I only found out about it because, after a couple weeks of slight complications, I had an ultrasound at about 8-9 weeks that showed the empty sac so I think the fact that I had no knowledge of it before I found out it no longer existed may have affected my reaction.


 I had not prepared my heart for twins and had not had time to be excited that I was expecting two babies . I was simply excited to be expecting a baby...and so I was beyond excited to hear that everything looked great with the one baby I was expecting.  

Add to that the fact that my doctor (physician who ordered the ultrasound) didn't even tell me this when he gave me the results of the ultrasound...I didn't find out until a whole 3 weeks later when I went to my first appointment with my OBGYN. He had the results of that ultrasound in my file and when I asked him what the complications were about if everything with the pregnancy was normal...he told me. 

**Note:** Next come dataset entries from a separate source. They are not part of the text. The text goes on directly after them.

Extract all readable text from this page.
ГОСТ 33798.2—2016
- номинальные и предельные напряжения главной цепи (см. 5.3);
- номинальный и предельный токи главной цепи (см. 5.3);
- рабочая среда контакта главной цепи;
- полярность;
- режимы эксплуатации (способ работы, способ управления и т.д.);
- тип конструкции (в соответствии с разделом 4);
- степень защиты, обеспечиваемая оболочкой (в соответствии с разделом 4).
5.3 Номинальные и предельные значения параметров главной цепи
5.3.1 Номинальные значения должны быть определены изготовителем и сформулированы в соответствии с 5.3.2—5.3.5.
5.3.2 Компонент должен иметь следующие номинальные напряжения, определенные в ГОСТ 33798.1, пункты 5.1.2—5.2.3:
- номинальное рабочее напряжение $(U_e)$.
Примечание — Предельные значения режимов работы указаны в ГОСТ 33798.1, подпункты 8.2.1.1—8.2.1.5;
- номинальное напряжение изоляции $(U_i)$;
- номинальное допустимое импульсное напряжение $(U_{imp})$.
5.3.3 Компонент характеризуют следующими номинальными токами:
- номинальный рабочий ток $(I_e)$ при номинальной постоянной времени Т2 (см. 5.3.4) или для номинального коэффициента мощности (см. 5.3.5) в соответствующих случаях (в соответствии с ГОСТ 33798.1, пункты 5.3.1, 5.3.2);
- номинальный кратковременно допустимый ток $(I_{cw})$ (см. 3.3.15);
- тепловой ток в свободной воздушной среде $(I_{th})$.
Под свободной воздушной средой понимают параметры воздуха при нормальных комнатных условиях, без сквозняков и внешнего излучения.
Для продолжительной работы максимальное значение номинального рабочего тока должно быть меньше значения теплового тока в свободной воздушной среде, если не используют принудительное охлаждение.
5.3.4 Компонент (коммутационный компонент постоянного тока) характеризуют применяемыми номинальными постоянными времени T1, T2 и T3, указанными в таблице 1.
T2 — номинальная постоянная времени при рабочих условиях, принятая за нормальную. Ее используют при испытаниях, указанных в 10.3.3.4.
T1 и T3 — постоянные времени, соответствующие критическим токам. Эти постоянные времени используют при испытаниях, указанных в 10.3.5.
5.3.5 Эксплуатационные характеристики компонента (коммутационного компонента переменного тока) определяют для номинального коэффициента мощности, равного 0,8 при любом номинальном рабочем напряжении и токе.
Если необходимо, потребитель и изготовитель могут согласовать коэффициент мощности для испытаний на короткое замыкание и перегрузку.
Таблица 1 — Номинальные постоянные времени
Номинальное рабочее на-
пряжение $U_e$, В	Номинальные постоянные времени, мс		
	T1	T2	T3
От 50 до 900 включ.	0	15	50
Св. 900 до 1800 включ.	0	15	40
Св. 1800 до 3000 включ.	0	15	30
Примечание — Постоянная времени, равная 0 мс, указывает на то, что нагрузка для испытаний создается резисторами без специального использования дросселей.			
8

He also told me that as many as 20% of pregnancies may begin this way and go undetected because they do not experience symptoms that would warrant the early ultrasound to verify the existence of an empty sac.

In the early 1990's ultrasounds just weren't done that early in pregnancy - if at all.   By 1999, when I had my third child, routine ultrasounds were performed at 6, 8, and 12 weeks...but not in 1990.  So, I suppose I can understand how a person who was told at 6 weeks that there were two sacs indicating twins and then found out at 8 weeks that one of the sacs was empty would consider it a loss.  It just didn't happen that way with me.  

There it is - my 'loss' story.  But, as I said, I don't ever think of it of it as a loss because the end result of that pregnancy was an unbelievably fantastic son.